Classes were named after a "name ship" of the class. The British usually tried to give ships of a class similar names; for instance "Lion" and "Tiger" usually went together, as did "Couraegous", "Glorious" and "Furious" and the distinctly British combination of "Invincible", "Inflexible", "Indomitable", and "Indefatigable"

"Letter Classes" are usually used for Destroyers and Submarines (The class name is a letter of the alphabet; all ships in the class have names starting with this letter.

Examples:

"B"-class destroyers -- HMS Basilisk, Beagle, Blanche, Boadicea, Brazen, Bulldog.
"D"-class cruisers -- HMS Danae, Dauntless, Dragon, Durban, Diomede.
"U"-class submarines -- HMS Upholder, Undine, Unity, Ursula, Unbeaten, Undaunted, Upright.

"Generic Classes" were usually used for Cruisers and some Destroyers.

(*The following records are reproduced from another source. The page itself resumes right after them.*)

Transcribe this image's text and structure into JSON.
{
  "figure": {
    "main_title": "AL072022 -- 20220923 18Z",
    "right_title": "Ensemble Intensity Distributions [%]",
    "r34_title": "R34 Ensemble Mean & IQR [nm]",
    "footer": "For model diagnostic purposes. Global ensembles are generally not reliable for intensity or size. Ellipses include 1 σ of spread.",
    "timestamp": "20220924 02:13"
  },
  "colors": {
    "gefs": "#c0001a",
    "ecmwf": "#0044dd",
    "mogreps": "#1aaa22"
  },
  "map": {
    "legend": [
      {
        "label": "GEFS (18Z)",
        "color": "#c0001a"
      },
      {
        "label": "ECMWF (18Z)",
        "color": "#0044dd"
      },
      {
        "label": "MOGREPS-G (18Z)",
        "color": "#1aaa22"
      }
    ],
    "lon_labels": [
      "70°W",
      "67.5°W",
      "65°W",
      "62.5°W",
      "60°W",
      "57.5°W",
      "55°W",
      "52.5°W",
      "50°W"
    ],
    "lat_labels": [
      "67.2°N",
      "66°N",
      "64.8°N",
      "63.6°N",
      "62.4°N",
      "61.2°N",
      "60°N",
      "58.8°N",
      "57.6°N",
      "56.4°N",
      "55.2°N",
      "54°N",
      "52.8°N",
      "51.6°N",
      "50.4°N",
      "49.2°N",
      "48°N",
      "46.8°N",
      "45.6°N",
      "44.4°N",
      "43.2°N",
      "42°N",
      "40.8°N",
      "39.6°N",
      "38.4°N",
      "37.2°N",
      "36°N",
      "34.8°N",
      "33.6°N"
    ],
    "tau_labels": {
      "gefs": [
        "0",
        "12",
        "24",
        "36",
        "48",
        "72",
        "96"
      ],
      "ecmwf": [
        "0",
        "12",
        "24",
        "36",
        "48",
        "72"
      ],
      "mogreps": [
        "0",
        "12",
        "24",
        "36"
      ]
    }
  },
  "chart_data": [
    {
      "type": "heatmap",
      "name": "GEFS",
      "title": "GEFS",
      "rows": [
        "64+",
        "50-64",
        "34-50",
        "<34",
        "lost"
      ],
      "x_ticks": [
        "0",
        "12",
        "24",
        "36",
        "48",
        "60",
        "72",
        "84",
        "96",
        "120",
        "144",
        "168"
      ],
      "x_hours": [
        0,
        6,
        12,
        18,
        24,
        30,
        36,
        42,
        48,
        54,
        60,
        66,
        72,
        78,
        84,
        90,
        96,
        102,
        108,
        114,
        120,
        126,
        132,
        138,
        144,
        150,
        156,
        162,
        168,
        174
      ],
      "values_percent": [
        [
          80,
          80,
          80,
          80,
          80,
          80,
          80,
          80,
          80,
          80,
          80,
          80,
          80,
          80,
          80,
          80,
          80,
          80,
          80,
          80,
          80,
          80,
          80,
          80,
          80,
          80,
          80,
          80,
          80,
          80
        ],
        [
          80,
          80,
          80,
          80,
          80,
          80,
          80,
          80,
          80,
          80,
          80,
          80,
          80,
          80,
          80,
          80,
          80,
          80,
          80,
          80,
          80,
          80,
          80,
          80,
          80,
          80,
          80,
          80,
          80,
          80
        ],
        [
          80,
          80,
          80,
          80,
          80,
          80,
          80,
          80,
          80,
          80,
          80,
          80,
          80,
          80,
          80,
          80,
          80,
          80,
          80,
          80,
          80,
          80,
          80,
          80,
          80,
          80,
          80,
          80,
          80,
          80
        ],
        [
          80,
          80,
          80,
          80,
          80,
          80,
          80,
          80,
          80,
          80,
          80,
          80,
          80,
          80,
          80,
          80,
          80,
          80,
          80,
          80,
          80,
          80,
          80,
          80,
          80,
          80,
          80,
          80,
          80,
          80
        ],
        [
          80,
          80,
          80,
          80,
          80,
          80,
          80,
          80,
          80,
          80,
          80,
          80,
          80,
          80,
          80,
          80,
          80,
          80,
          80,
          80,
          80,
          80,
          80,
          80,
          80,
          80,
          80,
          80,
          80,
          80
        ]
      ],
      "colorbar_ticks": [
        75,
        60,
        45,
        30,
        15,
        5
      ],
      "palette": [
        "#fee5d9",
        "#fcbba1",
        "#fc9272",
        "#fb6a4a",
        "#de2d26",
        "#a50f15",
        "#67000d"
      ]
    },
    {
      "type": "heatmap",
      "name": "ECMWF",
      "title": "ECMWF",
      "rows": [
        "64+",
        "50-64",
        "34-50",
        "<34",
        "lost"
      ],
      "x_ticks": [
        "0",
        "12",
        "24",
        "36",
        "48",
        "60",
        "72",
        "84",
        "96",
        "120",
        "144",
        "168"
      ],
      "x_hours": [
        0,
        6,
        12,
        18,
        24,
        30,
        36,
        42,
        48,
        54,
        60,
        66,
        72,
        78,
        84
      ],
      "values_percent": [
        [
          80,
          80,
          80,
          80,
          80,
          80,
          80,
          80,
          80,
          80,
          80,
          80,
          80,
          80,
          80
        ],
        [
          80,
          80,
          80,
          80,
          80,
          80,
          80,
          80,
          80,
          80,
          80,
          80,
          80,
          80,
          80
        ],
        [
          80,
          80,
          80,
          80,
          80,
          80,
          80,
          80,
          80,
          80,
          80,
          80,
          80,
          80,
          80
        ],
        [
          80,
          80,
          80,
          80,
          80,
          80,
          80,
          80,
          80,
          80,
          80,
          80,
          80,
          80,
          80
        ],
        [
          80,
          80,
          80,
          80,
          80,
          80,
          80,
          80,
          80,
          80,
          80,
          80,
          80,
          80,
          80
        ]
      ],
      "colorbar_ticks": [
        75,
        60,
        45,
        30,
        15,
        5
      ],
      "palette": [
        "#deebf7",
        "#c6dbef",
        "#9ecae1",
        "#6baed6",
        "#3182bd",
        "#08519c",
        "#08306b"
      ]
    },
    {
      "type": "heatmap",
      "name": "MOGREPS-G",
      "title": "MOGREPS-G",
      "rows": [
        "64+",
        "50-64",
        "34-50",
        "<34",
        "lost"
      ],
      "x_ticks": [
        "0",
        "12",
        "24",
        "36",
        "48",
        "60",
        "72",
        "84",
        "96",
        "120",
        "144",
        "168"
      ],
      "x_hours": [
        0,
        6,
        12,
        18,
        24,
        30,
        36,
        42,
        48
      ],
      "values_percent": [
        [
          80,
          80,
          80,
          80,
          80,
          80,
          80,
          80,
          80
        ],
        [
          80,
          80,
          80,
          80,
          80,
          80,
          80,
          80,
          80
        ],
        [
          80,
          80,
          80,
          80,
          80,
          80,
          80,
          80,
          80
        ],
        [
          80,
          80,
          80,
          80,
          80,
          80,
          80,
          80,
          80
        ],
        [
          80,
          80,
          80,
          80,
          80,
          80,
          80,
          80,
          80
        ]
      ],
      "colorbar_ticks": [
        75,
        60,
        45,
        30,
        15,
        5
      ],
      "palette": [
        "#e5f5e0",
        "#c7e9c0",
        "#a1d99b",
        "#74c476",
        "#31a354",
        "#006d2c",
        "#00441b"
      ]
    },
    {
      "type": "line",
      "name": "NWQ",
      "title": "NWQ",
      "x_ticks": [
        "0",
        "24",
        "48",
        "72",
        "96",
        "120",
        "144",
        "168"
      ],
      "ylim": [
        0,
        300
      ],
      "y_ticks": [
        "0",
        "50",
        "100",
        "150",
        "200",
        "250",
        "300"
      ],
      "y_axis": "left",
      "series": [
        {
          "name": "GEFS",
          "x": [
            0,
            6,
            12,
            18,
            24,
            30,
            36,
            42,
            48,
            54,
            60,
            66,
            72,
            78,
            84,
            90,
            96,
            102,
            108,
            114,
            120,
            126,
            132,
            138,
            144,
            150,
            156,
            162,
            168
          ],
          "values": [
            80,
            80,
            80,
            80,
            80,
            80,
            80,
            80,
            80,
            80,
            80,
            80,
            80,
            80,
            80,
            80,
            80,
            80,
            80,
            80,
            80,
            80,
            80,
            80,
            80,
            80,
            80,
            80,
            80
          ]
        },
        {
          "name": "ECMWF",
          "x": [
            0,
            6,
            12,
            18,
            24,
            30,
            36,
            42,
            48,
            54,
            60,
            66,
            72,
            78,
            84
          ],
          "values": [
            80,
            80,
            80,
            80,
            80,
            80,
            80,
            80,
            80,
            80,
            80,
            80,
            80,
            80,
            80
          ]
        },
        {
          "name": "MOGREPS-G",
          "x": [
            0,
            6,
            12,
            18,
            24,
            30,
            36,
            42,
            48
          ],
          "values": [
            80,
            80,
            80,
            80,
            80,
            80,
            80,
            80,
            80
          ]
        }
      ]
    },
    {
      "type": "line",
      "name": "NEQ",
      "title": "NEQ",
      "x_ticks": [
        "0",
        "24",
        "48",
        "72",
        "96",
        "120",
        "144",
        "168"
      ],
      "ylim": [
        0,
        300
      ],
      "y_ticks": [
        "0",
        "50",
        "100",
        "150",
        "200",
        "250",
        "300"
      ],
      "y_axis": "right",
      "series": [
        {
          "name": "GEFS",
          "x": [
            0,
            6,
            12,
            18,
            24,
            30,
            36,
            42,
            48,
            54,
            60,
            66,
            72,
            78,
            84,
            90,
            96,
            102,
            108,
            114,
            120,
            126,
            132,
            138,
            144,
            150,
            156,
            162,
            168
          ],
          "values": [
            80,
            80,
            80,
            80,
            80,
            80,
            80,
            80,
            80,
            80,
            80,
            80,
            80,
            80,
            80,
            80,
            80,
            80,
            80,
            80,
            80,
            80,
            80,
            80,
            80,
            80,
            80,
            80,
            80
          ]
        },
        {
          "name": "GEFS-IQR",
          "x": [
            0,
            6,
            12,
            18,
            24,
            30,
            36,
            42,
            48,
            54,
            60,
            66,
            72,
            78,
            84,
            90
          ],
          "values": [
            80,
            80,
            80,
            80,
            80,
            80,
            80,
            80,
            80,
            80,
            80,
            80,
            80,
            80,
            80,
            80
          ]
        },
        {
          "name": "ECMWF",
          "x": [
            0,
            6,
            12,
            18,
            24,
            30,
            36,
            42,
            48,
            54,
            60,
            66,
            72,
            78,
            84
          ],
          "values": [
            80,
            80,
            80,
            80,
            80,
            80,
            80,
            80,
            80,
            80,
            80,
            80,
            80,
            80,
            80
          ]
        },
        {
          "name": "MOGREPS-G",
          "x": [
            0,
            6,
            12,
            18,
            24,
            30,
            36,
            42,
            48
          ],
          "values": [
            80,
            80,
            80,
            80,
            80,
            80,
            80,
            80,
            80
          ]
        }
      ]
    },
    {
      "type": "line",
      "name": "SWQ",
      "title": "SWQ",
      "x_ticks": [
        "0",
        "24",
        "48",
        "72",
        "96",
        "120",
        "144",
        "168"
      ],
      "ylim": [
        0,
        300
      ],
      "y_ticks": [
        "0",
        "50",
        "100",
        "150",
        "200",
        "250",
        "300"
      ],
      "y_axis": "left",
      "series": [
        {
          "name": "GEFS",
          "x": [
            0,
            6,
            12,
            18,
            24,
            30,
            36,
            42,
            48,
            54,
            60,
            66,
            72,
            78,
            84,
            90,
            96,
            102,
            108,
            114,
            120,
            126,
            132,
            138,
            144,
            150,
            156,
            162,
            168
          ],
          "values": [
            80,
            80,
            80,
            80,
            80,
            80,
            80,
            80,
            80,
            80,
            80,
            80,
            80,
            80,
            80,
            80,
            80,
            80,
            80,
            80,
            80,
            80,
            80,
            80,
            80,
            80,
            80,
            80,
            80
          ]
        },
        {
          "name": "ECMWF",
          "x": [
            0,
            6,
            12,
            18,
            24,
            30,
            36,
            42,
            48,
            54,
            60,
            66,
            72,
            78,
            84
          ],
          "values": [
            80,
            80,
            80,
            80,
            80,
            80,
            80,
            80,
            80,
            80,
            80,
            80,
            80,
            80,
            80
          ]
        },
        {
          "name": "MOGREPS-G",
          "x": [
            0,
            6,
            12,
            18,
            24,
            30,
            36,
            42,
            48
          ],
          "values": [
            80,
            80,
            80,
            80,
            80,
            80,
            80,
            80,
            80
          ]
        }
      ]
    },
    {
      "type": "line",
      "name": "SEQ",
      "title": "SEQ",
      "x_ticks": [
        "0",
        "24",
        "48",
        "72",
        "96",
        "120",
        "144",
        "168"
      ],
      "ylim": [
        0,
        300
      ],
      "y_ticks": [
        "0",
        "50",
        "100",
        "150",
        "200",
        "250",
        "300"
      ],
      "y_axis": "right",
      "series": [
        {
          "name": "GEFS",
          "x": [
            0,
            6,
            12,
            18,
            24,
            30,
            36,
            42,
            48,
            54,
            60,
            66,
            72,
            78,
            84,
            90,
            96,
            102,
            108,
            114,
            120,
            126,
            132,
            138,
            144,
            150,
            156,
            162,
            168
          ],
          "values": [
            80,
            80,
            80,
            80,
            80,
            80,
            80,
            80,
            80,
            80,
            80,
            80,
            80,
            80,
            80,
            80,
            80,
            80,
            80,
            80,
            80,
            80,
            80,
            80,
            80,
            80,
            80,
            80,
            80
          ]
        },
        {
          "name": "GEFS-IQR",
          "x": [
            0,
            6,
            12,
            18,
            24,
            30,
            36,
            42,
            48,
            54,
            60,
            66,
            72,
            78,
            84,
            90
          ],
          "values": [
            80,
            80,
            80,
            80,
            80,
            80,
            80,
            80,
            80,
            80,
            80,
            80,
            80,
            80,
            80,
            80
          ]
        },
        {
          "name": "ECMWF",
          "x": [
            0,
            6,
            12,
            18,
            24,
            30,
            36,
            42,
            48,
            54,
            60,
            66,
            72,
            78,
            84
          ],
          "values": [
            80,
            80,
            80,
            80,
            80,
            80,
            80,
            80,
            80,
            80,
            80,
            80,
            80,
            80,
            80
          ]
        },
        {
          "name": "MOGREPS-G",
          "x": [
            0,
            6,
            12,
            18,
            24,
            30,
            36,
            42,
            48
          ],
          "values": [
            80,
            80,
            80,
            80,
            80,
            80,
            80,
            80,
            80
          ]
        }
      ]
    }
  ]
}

The class has some generic name and each ship in the class is named after a specific example of the class name. Examples:

Weapon-class destroyers -- HMS Battleaxe, Broadsword, Carronade, Culverin, Crossbow, Halberd, Musket, Tomahawk.
Tribal-class destroyers -- HMS Ashanti, Gurkha, Huron, Iroquois, Maori, Mohawk, Sikh, Zulu.
Town-class destroyers -- HMS Leeds, Campbeltown, Lancaster, Lincoln, Bath, Brighton, Newport.
Hunt-class escort destroyers -- HMS Berkeley, Exmoor, Southdown, Tynedale.
Cathedral-class cruisers -- HMS Exeter and York.
County-class cruisers -- HMS Cornwall, Cumberland, Kent, Dorsetshire, Shropshire, Norfolk, Suffolk, Sussex.
Flower-class sloops -- HMS Foxglove, Lupin, Rosemary.

Once a ship had been named, the name was almost never changed. Remainder of a belief that the ship's name was its "soul", changing the name was thought to bring bad luck to the ship. The major exceptions were of captured (or otherwise acquired foreign-built) ships, which were re-named if their name duplicated that of an existing British ship or sounded very "un-British".